Imaginar novas tecnologias e sociedades nas quais elas são usadas pode impulsionar a inovação? Essa imaginação aumenta as chances de que ideias ou dispositivos específicos venham a se concretizar? Ela pode evitar o desenvolvimento de técnicas indesejáveis?
Todas essas perguntas se originam de uma única questão: a ficção científica pode influenciar a tecnologia e a inovação? Esse é o tema abordado pelo divulgador científico inglês Jon Turney no ensaio Imagining technologies (imaginando tecnologias, em português).
Nele, Turney faz uma revisão da literatura e das reflexões que vêm sendo feitas sobre o tema para chegar a algumas conclusões. Mas, como ele mesmo diz, pelo tema envolver pessoas, cultura e história, não há respostas simples e os detalhes variam muito de caso pra caso.
O ensaio não se limita, no entanto, a listar as interações entre a ficção científica e o desenvolvimento tecnológico.

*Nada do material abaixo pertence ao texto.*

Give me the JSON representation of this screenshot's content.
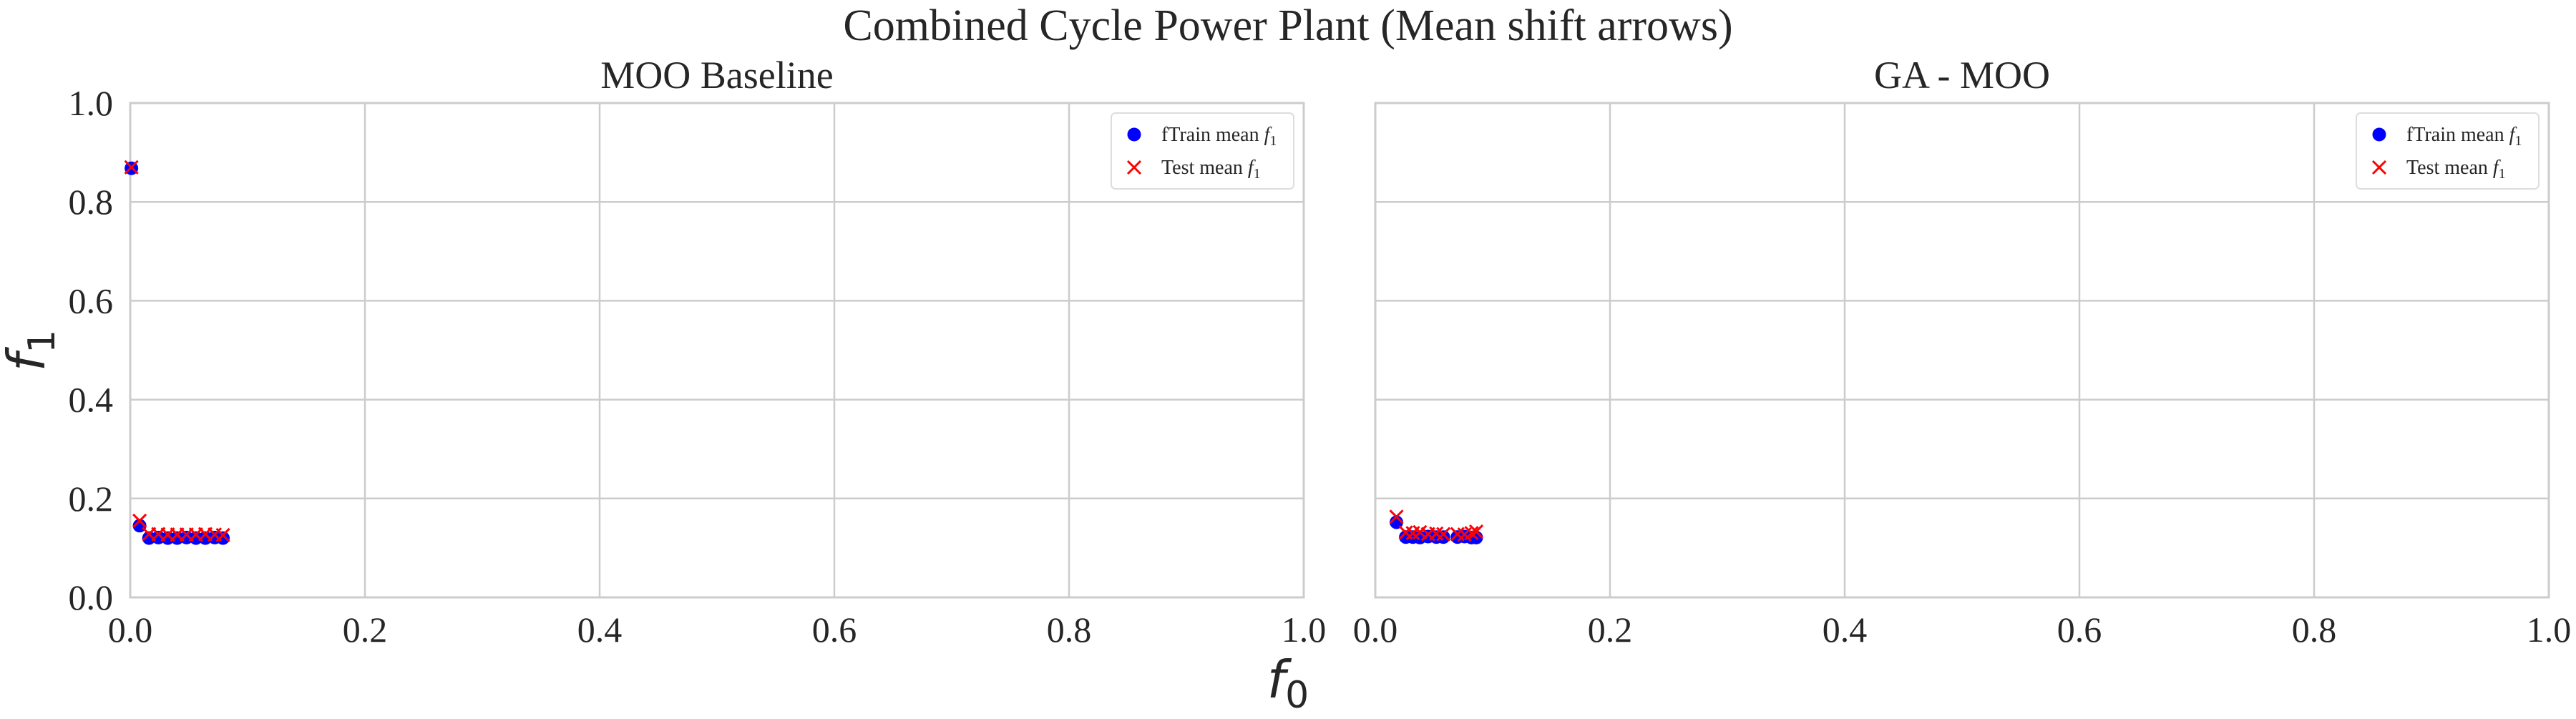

Turney também discute a possível aplicação prática das narrativas tecnológicas, numa perspectiva inovadora de se refletir sobre o gênero.
Afinidades
Para Turney, embora a ficção científica seja mais do que simplesmente uma história a respeito de uma determinada tecnologia, essa generalização é mais ou menos correta. Esse gênero literário seria, assim, uma arena importante para se pensar os efeitos da tecnologia, pois permite imaginar mundos nos quais a vida é determinada por desenvolvimentos tecnológicos que ainda não vimos, mas cuja criação pode ser influenciada pelo papel que exercem nessas realidades alternativas.
Por outro lado, toda novidade tecnológica começa na imaginação e precisa de uma descrição do seu objetivo, argumenta. Toda patente contém uma narrativa: construa este dispositivo ou siga este procedimento e certas coisas acontecerão – coisas que jamais foram vistas.
Ou seja, assim como as diversas tecnologias vêm com histórias, sempre houve ficção a respeito de tecnologia. Exemplos disso são os mitos de Prometeu e Ícaro. As narrativas tecnológicas se desenvolveram junto com a tecnologia e a ficção científica foi umas das respostas culturais mais poderosas ao seu desenvolvimento.
Animadora de torcida
Para Turney, deve-se ter cautela com afirmações de supostos elos entre ficção e novas tecnologias, mesmo quando estas têm o suporte de testemunhos pessoais. Mesmo eles não são prova concreta de influência direta, já que a similaridade pode ser mera coincidência e a memória humana enviesada.
Na análise do divulgador, a ficção científica é uma ótima maneira de visualizar o uso de uma tecnologia específica em um determinado contexto e, se outras condições forem propícias, estimular a criação dessa tecnologia, espalhando a ideia e promovendo o quão ‘legal’ ela poderia ser. Nesse sentido, a ficção científica seria uma espécie de animadora de torcida.
E o cinema de ficção científica seria o meio mais propício para esse tipo de torcida, pois as colaborações entre os produtores dos filmes e os desenvolvedores de uma tecnologia poderiam levar a criações avançadas de supostos protótipos desses artefatos tecnológicos e funcionar como uma prévia de como funcionariam na sociedade.
Por outro lado, histórias de ficção raramente têm sucesso em bloquear o avanço de uma determinada tecnologia, não importando quão terrível e apocalíptico seja o futuro descrito. Os casos das formas artificiais de reprodução e das armas nucleares são exemplos da impotência da ficção científica nesse sentido.
O poder da narrativa
O ensaio mostra também que há algumas maneiras de se aproveitar o rico acervo de histórias de ficção científica no desenvolvimento de novas tecnologias. Uma maneira seria por meio da prospecção de dados (data mining, em inglês), ou seja, pela análise exaustiva dessas narrativas e a identificação de ideias que possam levar a novos projetos.
Mas Turney se concentra mais profundamente na chamada ficção de design, na qual se busca criar projetos ficcionais e científicos que suscitem a discussão de possibilidades tecnológicas específicas que estão no horizonte, mas ainda não existem como produtos reais. Esta seria a etapa mais recente de um movimento que Turney resume assim:
Esses três tipos de história podem se influenciar mutuamente, tomando emprestados elementos umas das outras. Todas se beneficiam da flexibilidade ilimitada da ficção. A seu ver, elas seriam muito poderosas, considerando a extrema dificuldade de se visualizar os efeitos de novos desenvolvimentos tecnológicos.
Só se pode ter uma imagem clara do que aconteceria se colocarmos a nova tecnologia num mundo fictício desenvolvido para simular esses efeitos na realidade. Ou seja, segundo Turney, a narração inspirada seria uma ferramenta mais poderosa que a análise lógica.